扎西多吉说这句话时眼神里有藏不住的惊恐,显然这段时间这个东西也把他折磨的够呛,我是不相信这幅人皮做的唐卡真能携带死者的怨气的,但是一想到扎西多吉的眼神,再看看身边的黑色黑子,也忍不住心里有点发毛。
“下车。”老张忽然把车停到路旁说到“坐到副驾驶上来。”
我一听老张这么说心里倒是有些欣喜,一方面这一路上没个人说话实在闷的慌,另一方面,身边上放着张人皮,还是那么诡异的人皮我也实在接受不了。
看了看天色,已经全黑了下来,估计老张也是怕开夜车疲劳驾驶出什么意外,想跟我说说话,我下了车便坐到了老张身边。
我给自己点了支烟又递给老张一支,抽了口烟,也就没什么困意了,“咋了?让我坐过来跟你聊会天?”
老张抽了口烟定了定眼神“不是,天黑了,副驾驶上最好坐个人,马上要进无人区了,一路上不干净,万一要让枉死鬼上车坐了副驾驶,走不了多远就得出车祸。”
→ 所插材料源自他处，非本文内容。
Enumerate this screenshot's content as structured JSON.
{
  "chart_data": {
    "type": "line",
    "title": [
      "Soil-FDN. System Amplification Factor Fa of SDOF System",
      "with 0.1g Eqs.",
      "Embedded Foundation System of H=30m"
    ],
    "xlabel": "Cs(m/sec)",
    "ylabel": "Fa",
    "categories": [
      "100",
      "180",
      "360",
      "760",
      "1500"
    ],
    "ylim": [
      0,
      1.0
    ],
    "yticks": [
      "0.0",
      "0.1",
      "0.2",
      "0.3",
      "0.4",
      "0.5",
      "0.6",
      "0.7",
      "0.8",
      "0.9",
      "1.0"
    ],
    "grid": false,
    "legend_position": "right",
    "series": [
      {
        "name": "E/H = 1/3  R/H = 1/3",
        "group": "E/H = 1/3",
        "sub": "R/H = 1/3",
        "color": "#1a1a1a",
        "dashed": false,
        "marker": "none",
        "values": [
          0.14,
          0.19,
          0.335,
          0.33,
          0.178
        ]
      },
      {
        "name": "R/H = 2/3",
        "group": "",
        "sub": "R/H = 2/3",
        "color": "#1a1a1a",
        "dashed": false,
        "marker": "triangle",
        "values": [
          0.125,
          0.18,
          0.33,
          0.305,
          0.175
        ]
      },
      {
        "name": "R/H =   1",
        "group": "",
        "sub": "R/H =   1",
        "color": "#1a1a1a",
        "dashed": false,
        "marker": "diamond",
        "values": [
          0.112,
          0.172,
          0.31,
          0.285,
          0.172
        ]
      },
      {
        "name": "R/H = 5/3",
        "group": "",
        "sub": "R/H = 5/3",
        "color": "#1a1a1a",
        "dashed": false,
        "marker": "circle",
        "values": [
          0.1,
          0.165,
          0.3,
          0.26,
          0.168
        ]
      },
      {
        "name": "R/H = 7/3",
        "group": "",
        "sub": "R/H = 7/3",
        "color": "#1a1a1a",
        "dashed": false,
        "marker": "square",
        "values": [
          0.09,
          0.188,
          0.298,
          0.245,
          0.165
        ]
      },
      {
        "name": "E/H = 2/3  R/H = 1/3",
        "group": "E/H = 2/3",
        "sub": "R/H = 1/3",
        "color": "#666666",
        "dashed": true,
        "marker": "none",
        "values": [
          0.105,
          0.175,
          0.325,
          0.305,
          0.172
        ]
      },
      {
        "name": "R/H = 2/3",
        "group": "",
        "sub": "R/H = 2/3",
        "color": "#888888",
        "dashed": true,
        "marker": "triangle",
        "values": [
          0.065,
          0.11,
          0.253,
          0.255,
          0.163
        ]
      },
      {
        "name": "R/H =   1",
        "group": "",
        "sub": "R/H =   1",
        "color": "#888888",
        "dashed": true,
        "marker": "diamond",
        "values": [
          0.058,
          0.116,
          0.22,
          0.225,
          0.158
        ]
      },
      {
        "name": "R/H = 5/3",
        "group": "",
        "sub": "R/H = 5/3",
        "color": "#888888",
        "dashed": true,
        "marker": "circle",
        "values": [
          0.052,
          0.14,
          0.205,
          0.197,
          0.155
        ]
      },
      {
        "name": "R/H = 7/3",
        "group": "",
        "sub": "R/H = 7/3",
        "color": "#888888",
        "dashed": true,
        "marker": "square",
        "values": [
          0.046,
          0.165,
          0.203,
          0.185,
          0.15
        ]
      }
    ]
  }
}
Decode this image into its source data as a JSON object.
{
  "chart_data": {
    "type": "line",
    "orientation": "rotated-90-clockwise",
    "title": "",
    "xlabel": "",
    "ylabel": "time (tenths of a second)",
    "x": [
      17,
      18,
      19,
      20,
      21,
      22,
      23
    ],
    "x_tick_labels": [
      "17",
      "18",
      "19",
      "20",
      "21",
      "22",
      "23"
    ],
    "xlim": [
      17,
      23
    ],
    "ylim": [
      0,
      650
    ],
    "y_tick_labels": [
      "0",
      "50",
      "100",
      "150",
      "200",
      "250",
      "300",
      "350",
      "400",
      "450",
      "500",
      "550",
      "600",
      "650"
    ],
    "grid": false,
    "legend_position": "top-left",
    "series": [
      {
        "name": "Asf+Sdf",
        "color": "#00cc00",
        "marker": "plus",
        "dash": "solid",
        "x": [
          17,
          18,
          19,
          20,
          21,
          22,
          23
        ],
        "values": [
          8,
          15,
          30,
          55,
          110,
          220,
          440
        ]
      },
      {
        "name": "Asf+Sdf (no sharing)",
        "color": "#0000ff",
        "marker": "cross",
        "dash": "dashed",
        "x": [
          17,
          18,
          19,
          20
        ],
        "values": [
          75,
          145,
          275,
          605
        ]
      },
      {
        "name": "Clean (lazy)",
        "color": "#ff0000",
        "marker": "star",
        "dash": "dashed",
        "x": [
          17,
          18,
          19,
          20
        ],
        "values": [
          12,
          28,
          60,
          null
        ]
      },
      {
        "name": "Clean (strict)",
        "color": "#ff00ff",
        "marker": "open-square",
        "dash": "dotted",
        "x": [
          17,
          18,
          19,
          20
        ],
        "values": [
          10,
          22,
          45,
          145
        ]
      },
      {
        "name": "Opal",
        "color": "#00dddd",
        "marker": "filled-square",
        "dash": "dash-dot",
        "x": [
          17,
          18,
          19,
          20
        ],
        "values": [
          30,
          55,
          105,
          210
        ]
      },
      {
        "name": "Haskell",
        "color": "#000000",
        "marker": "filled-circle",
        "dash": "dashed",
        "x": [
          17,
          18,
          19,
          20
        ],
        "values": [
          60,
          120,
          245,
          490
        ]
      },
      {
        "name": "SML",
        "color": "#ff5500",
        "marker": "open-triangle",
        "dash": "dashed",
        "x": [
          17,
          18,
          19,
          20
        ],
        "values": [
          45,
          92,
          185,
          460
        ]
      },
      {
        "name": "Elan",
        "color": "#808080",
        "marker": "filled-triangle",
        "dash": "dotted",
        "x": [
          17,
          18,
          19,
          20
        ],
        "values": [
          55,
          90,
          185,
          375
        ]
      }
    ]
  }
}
“真的假的啊?还能有那玩意上车?”我笑了笑,这些常年开长途车的司机大多都迷信,我也没当回事。
“常年开夜车的司机都知道,副驾驶上即便没人坐,也得放点东西压着,反正就是不能空着。”老张给我解释到“而且我们走的路可是新藏线,进藏最危险的路段,这里一路上死过的人你数都数不清,更何况后面还放个那玩意儿。
“要不是我家里急用钱,我不可能接这趟生意。”
我本来也就是当笑话听着,老张本来闷闷的,提到这些事情却跟打开话匣子一样,一直给我说着新藏线上的怪事,比如一些车子开着开着便从公路里开了出去,最后在离公里几十里外的地方发生了车祸,一般都是被什么东西上了车,着了邪了。
老张这么说着我倒是心里有数,能发生这种事情,司机要不是磕了药那就是疲劳驾驶,这种案例实在太多,况且在新藏线路况这么复杂的地段,发生这种意外并不奇怪。
二 群狼

根据老张说的,应该是进了无人区了,车外黑暗一片没有一点点灯光,哪怕是月光都没有,这片仿佛是被神遗忘的地方容纳不了任何光线任何声音,我只能借着车灯看清前方不远的路途。
孤单的行驶了三四个小时,我看了看表已经晚上十二点钟了,老张的状态还好,开着车一路上闲聊着似乎并不怎么困,然而我已经连着打了好几个哈欠。
老张见我似乎已经困得不太行了,便把车子开到路边的荒地里停了下来,把车椅放倒准备在车里过夜,明早再继续出发。
“这车里怎么睡?”我看了看狭窄的车内,即便放倒车座子睡一晚上估计人也不舒服“我带了帐篷,咱两下去搭帐篷过夜吧?”
老张听后却是冷冷的笑了一声,“你要下去睡,一个人去吧,明早我给你收尸。”
我皱了皱眉头,“什么意思?下去睡怎么了?”
“你听听外面的声音。”老张关了车子引擎又关掉车灯,彻底陷入死寂之后我才从车外的风声中听到了若有若无的嚎叫。
是狼!
“这高原上还有狼?”我问到。
“有!不仅有,还是红眼珠子铁骨头的吃人狼!”老张笃定的说到“我以前一个车友就是跑新藏线,夜里嫌车里睡着不舒服跑到外面搭帐篷,到了第二天就给狼吃的只剩一堆骨头渣子了。
“这片无人区人少,动物也少,这些狼没有食物看到人恨不得把骨头都吃了。”
我听到老张的话再不敢提议下车搭帐篷睡,学着老张的样子把车座子放倒简单用衣服盖在自己身上便倒头睡了过去,听着外面的狼嚎又想着身后的座子上还有张人皮,我是翻来覆去的睡不着。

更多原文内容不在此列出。